Weeks and weeks passed as this. The chaos of being on shift, long stretches of meaningless work, easy calls we didn’t need to be at, then the harder calls with true accidents, fingers lost in a meat slicer in the back of a bright white supermarket deli, a pathologic humerus fracture from a domestic ladder tumble of a cancer patient, low-speed bicycle/car interactions …

As I began to understand myself, to learn what I was capable of, these basic traumas became things I could repair, even as I was masking the repair, so that by the time the patients had made it to the hospital in our ambulance, their bodies were set on a trajectory to be fully healed, but not so quickly as to be a miracle. I can only imagine the number of ER doctors that pulled back bloody dressings only to find the wound underneath far less severe than had been described in the paperwork.
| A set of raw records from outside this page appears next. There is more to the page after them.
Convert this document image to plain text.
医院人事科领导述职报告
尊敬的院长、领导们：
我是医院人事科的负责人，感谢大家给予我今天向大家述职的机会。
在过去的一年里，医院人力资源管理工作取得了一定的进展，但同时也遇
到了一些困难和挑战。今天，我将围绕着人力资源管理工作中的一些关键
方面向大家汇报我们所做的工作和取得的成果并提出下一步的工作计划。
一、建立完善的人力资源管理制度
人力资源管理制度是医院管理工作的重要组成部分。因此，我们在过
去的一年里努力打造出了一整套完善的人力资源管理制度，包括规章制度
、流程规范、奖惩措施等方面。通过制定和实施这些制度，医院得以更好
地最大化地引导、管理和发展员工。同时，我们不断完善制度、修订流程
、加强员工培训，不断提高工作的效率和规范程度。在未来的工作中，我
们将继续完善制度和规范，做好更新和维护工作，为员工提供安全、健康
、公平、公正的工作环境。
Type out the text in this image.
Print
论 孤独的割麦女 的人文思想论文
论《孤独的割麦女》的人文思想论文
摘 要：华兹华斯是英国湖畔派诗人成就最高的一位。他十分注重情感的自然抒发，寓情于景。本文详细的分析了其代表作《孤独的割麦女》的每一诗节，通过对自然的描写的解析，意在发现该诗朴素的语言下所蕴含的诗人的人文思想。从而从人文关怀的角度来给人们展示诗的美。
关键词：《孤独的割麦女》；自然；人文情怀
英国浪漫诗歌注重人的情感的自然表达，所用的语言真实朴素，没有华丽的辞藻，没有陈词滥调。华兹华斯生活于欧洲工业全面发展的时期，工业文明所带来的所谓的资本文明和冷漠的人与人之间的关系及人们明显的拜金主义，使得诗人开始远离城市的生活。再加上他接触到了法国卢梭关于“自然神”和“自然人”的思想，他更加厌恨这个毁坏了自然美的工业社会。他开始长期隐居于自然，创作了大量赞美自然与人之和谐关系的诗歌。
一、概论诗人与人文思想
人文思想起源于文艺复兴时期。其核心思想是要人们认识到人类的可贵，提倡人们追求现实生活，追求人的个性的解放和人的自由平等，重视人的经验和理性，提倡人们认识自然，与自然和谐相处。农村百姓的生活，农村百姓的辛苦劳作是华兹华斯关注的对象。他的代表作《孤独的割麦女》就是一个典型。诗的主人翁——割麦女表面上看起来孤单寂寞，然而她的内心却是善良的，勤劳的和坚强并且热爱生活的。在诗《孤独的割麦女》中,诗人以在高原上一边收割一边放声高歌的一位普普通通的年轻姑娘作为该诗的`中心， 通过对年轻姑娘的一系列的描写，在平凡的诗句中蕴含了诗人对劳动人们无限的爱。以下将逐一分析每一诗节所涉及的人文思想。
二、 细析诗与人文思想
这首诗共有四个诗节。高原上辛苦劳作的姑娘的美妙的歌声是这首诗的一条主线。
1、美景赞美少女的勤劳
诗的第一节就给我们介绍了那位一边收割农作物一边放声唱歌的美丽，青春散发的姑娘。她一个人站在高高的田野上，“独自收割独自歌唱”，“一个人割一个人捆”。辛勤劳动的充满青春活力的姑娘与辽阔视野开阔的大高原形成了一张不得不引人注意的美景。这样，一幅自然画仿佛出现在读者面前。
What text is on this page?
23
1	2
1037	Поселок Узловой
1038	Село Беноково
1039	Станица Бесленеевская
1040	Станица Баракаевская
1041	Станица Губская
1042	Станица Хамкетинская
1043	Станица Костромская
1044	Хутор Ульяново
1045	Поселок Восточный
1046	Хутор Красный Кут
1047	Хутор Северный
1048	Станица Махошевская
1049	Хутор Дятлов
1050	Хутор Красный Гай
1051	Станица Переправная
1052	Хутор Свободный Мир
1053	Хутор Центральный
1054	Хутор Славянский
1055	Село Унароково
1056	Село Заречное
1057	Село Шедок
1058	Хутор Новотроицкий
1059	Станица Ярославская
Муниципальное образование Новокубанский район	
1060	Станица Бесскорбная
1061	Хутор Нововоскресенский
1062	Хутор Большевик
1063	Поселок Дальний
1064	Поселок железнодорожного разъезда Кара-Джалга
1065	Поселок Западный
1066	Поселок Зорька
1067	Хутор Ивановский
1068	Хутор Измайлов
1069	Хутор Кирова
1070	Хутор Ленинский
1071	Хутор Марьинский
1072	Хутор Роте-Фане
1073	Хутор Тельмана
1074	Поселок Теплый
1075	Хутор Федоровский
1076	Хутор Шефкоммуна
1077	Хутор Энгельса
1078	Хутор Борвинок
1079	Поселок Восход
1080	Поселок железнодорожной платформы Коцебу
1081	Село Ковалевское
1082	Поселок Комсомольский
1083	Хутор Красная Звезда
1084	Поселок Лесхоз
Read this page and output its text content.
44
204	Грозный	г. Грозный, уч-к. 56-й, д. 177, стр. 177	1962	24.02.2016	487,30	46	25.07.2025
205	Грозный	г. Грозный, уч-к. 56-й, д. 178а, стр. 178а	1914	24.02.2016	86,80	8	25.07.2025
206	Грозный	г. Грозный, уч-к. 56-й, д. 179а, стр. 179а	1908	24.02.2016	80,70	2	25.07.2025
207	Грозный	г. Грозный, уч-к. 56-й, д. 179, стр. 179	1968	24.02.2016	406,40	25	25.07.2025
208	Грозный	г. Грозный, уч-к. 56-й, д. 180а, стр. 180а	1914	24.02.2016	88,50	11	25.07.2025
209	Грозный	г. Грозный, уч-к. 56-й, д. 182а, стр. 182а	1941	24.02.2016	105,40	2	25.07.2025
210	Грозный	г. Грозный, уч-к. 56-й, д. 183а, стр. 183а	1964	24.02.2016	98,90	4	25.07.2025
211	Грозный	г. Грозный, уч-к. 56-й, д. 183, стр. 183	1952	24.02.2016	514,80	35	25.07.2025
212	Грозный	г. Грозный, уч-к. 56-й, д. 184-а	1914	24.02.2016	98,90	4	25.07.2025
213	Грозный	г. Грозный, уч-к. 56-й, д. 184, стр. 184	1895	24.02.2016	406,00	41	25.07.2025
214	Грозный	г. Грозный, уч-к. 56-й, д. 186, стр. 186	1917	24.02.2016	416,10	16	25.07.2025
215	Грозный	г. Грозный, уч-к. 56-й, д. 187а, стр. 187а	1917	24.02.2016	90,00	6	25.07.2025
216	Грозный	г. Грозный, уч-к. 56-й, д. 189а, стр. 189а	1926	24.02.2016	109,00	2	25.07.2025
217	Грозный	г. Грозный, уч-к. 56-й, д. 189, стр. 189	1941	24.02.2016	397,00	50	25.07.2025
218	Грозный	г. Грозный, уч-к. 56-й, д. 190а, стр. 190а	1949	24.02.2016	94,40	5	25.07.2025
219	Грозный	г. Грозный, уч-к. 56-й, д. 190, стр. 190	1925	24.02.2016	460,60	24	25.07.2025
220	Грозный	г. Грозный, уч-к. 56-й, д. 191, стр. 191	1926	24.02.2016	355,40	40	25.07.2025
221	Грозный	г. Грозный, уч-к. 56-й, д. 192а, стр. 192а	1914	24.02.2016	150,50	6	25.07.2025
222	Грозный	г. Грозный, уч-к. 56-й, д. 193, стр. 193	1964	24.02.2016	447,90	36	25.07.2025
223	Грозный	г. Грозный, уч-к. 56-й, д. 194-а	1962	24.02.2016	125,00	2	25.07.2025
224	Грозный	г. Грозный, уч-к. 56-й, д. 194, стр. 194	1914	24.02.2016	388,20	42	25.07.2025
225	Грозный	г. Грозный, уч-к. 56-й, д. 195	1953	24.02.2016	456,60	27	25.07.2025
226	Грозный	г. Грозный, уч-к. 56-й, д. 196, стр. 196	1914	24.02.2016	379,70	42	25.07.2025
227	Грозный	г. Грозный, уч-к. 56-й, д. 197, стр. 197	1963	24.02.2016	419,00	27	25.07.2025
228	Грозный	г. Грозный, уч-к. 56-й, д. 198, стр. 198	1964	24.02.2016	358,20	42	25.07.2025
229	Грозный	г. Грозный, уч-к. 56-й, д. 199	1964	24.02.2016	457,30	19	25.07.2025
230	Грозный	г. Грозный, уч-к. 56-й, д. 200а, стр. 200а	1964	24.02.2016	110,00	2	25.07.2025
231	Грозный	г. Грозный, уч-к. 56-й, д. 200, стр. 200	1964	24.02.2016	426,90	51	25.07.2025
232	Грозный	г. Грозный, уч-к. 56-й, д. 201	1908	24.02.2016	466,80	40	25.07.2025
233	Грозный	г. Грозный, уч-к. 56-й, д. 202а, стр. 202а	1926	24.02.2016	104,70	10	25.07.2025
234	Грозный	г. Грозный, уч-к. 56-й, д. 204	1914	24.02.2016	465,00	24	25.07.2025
For a time Erin said nothing, but eventually she stopped me outside the front of the station at the end of one of our shifts.

“You have to tell someone,” she said. I smelled her cola-sweetened breath and our compost-heap body odors from another long shift.

“Tell someone what?” I asked.

“Don’t insult me,” she said. “We can’t just keep on like this.”

“We?” I asked.

That flex in her jaw. “You,” she said.

“Describe it,” I said. “What this thing is we should be telling people about.” I watched the station cleaners chuck giant popcorn-ball-shaped garbage bags of medical waste into transfer bins.